Lo chaffeur, nascosto per il bene della propria incolumità, sporse appena il telefono oltre il muro dietro si era schiacciato.
Virginia socchiuse gli occhi e anelò quando sentì chiaramente il fracasso di vetri che s’infrangevano in mille pezzi e gli infissi che cadevano sul pavimento.
« Sto arrivando ».

*


Happy le aveva aperto il cancello della proprietà per poi dileguarsi senza dire una parola.
Espirò, stringendo ancora una volta le dita attorno al volante e scese dalla vettura. Digrignò i denti quando si ricordò delle tortine e dell’arrosto che sua madre le aveva confezionato – in segno di pace – con la scusa di fare assaggiare tutto al Signor Stark. Impilò le scodelle incartate su un braccio e prese la borsa con la mano libera. Chiusa la macchina si avvicinò all’ingresso, ma cambiò strada quando si ricordò che la porta era già stata sigillata dal sistema. Avanzò, preceduta dall’accensione di un sentiero che si spegneva alle sue spalle, per poter osservare il cielo stellato. La luna venne momentaneamente oscurata da un banco di nuvole quando imboccò una biforcazione, percorribile solo a piedi, che attraversava il prato. Venne condotta a un terrazzamento affacciato sul Pacifico, piatto come una tavola, dove una piscina era illuminata sul fondo da alcuni faretti azzurri. Uno dei bordi dava l’idea di gettarsi dalla scogliera, grazie ad uno spesso vetro infrangibile.
Scese alcune scalette che collegavano il terrazzo ad un altro piccolo balcone e la prima cosa che vide fu il finestrone del salotto ormai inesistente. Il tavolino giaceva inerte sul piastrellato e non sarebbe stato possibile se la finestra non fosse stata sfondata, ridotta ad una lastra con un cratere nel mezzo dell’altezza.
Attraverso le porte a vetro scorrevoli – le poche ancora integre – intravide la figura di Tony. Entrò, spingendo di lato la finestra socchiusa e vide il salotto e la cucina openspace ridotte a un disastro. Le ante dei mobili in cucina erano incrinate come se ci fosse stato spinto un elefante, i piedi del tavolo a penisola erano cosparsi di piccoli pezzi vitrei e il divano era stato ribaltato. Facendo capolino oltre un pilastro, individuò il miliardario seduto al pianoforte. Lo strumento era posto su una sorta di predella, sollevata dal pavimento del salotto da tre bassi gradini e posta davanti ad una parete trasparente, che forniva una vista panoramica sull’oceano. Intravide una bottiglia di vodka sulla parte piana dello strumento, vicino al leggio.
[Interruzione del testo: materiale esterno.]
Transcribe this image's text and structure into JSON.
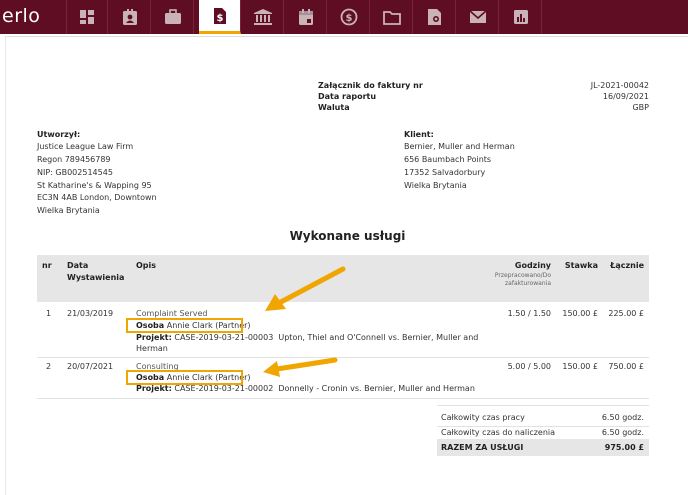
{
  "app": {
    "logo": "erlo",
    "accent": "#5e0d22",
    "highlight": "#f0a500"
  },
  "nav": [
    {
      "name": "dashboard-icon"
    },
    {
      "name": "contacts-icon"
    },
    {
      "name": "briefcase-icon"
    },
    {
      "name": "invoice-dollar-icon",
      "active": true
    },
    {
      "name": "bank-icon"
    },
    {
      "name": "calendar-icon"
    },
    {
      "name": "time-dollar-icon"
    },
    {
      "name": "folder-icon"
    },
    {
      "name": "certificate-document-icon"
    },
    {
      "name": "mail-icon"
    },
    {
      "name": "report-chart-icon"
    }
  ],
  "invoice": {
    "meta": {
      "attachment_label": "Załącznik do faktury nr",
      "attachment_value": "JL-2021-00042",
      "report_date_label": "Data raportu",
      "report_date_value": "16/09/2021",
      "currency_label": "Waluta",
      "currency_value": "GBP"
    },
    "creator": {
      "heading": "Utworzył:",
      "lines": [
        "Justice League Law Firm",
        "Regon 789456789",
        "NIP: GB002514545",
        "St Katharine's & Wapping 95",
        "EC3N 4AB London, Downtown",
        "Wielka Brytania"
      ]
    },
    "client": {
      "heading": "Klient:",
      "lines": [
        "Bernier, Muller and Herman",
        "656 Baumbach Points",
        "17352 Salvadorbury",
        "Wielka Brytania"
      ]
    },
    "section_title": "Wykonane usługi",
    "table": {
      "headers": {
        "nr": "nr",
        "date_line1": "Data",
        "date_line2": "Wystawienia",
        "desc": "Opis",
        "hours": "Godziny",
        "hours_sub1": "Przepracowano/Do",
        "hours_sub2": "zafakturowania",
        "rate": "Stawka",
        "total": "Łącznie"
      },
      "person_label": "Osoba",
      "project_label": "Projekt:",
      "rows": [
        {
          "nr": "1",
          "date": "21/03/2019",
          "activity": "Complaint Served",
          "person": "Annie Clark (Partner)",
          "project_code": "CASE-2019-03-21-00003",
          "project_line1": "Upton, Thiel and O'Connell vs. Bernier, Muller and",
          "project_line2": "Herman",
          "hours": "1.50  /  1.50",
          "rate": "150.00 £",
          "total": "225.00 £"
        },
        {
          "nr": "2",
          "date": "20/07/2021",
          "activity": "Consulting",
          "person": "Annie Clark (Partner)",
          "project_code": "CASE-2019-03-21-00002",
          "project_line1": "Donnelly - Cronin vs. Bernier, Muller and Herman",
          "hours": "5.00  /  5.00",
          "rate": "150.00 £",
          "total": "750.00 £"
        }
      ]
    },
    "summary": {
      "work_time_label": "Całkowity czas pracy",
      "work_time_value": "6.50 godz.",
      "billable_label": "Całkowity czas do naliczenia",
      "billable_value": "6.50 godz.",
      "total_label": "RAZEM ZA USŁUGI",
      "total_value": "975.00 £"
    }
  }
}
« Sono contento che sia tornata prima » esordì lui e ci mancò un pelo che Virginia non facesse cadere in terra tutto quanto.
Quella pacatezza contrastava con le urla che aveva sentito al cellulare e nel vederlo così vulnerabile, non riuscì ad immaginarselo come l’autore di quello sfacelo a cui solo l’abete illuminato sembrava aver resistito.
« Se si annoiava così tanto perché non ha chiamato James? » chiese retorica, non potendo trattenere l’irritazione mentre lasciava le pietanze sul tavolo.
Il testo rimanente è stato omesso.